I keep a 30 gallon plastic trash can full of tap water. I aerate it
for 48 hours, and voila! The chlorine is gone, pH is stable, and no
additives were necessary. I draw all my changing water from here.
From my experience, you have several choices. You can leave you tank
as-is, and do quite well. The aquarium shops here also use Austin
water, so the fish you buy will already be acclimated. Plus, these
fish come from a wholesaler in San Antonio, which has very similar
water. Vallisneria, Ludwigia, Hygrophila and Hornwort do very well
here. The San Marcos River is a great place to collect these plants.
However, if you want to grow Amazon swords or Apons or anything that
is moderately difficult, you will need to consider some kind of
substrate additive (laterite, loamy topsoil, etc). Since you have
already read the Krib, you know what I am talking about. I use 4" of
loamy topsoil/vermiculite overlain with 1" of sandblasting gravel. I
got the topsoil from Wolfe Nursery--40# for $0.99.
You will also need to add CO2--10-15 ppm CO2 will result in a pH of
about 6.8. This equates to about 2 bubbles/second from a CO2
generator. I use a 20# tank with a regulator and needle valve,
You will also need to add fertilizer-I use PMDD, and it works great.

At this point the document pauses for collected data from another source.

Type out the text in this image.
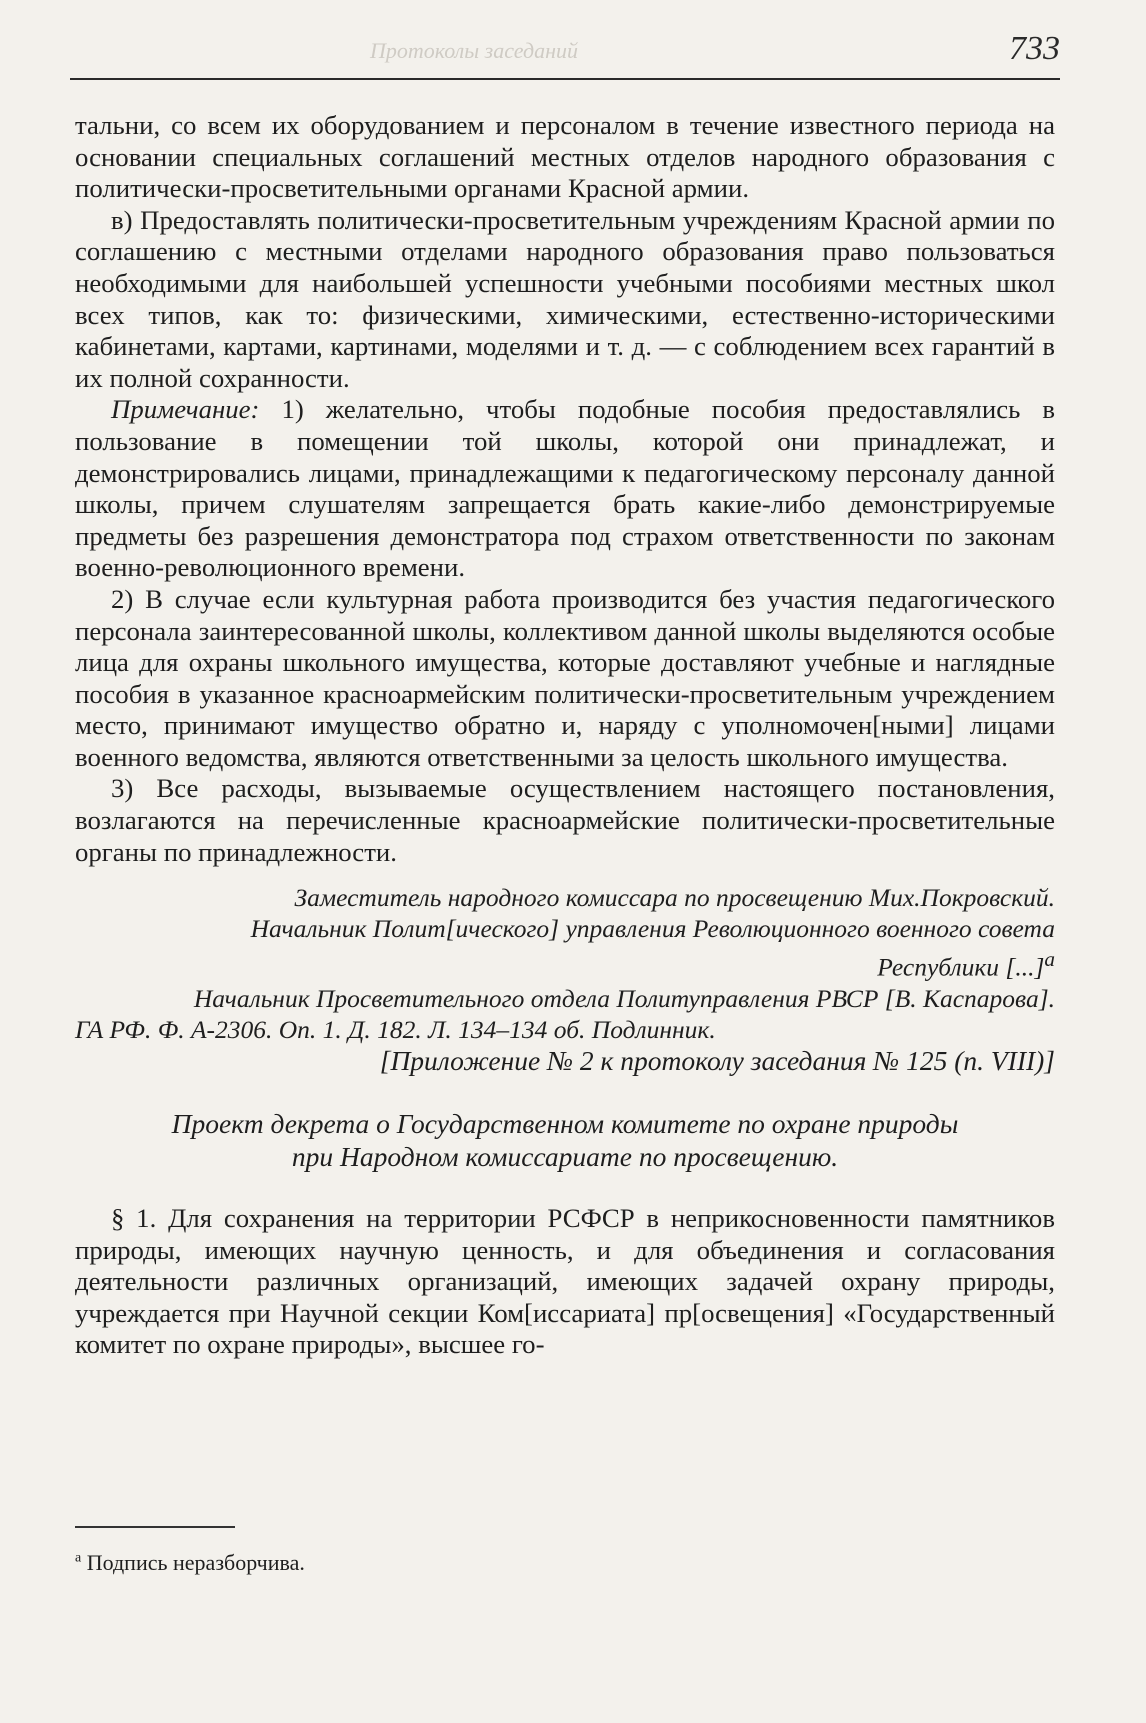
Протоколы заседаний	733

тальни, со всем их оборудованием и персоналом в течение известного периода на основании специальных соглашений местных отделов народного образования с политически-просветительными органами Красной армии.

в) Предоставлять политически-просветительным учреждениям Красной армии по соглашению с местными отделами народного образования право пользоваться необходимыми для наибольшей успешности учебными пособиями местных школ всех типов, как то: физическими, химическими, естественно-историческими кабинетами, картами, картинами, моделями и т. д. — с соблюдением всех гарантий в их полной сохранности.

Примечание: 1) желательно, чтобы подобные пособия предоставлялись в пользование в помещении той школы, которой они принадлежат, и демонстрировались лицами, принадлежащими к педагогическому персоналу данной школы, причем слушателям запрещается брать какие-либо демонстрируемые предметы без разрешения демонстратора под страхом ответственности по законам военно-революционного времени.

2) В случае если культурная работа производится без участия педагогического персонала заинтересованной школы, коллективом данной школы выделяются особые лица для охраны школьного имущества, которые доставляют учебные и наглядные пособия в указанное красноармейским политически-просветительным учреждением место, принимают имущество обратно и, наряду с уполномочен[ными] лицами военного ведомства, являются ответственными за целость школьного имущества.

3) Все расходы, вызываемые осуществлением настоящего постановления, возлагаются на перечисленные красноармейские политически-просветительные органы по принадлежности.

Заместитель народного комиссара по просвещению Мих.Покровский.

Начальник Полит[ического] управления Революционного военного совета

Республики [...]$^а$

Начальник Просветительного отдела Политуправления РВСР [В. Каспарова].

ГА РФ. Ф. А-2306. Оп. 1. Д. 182. Л. 134–134 об. Подлинник.

[Приложение № 2 к протоколу заседания № 125 (п. VIII)]

Проект декрета о Государственном комитете по охране природы
при Народном комиссариате по просвещению.

§ 1. Для сохранения на территории РСФСР в неприкосновенности памятников природы, имеющих научную ценность, и для объединения и согласования деятельности различных организаций, имеющих задачей охрану природы, учреждается при Научной секции Ком[иссариата] пр[освещения] «Государственный комитет по охране природы», высшее го-

$^а$ Подпись неразборчива.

I regularly sell my excess plants back to the aquarium shops; you may
have purchased some of mine!
In summary, you don't have a problem. You can leave your tank as is
and to very well, or you can make some modifications and do
exceedingly well. Whatever you do, don't listen to any of the
aquarium shops! The APD and Krib is your best source for good advice.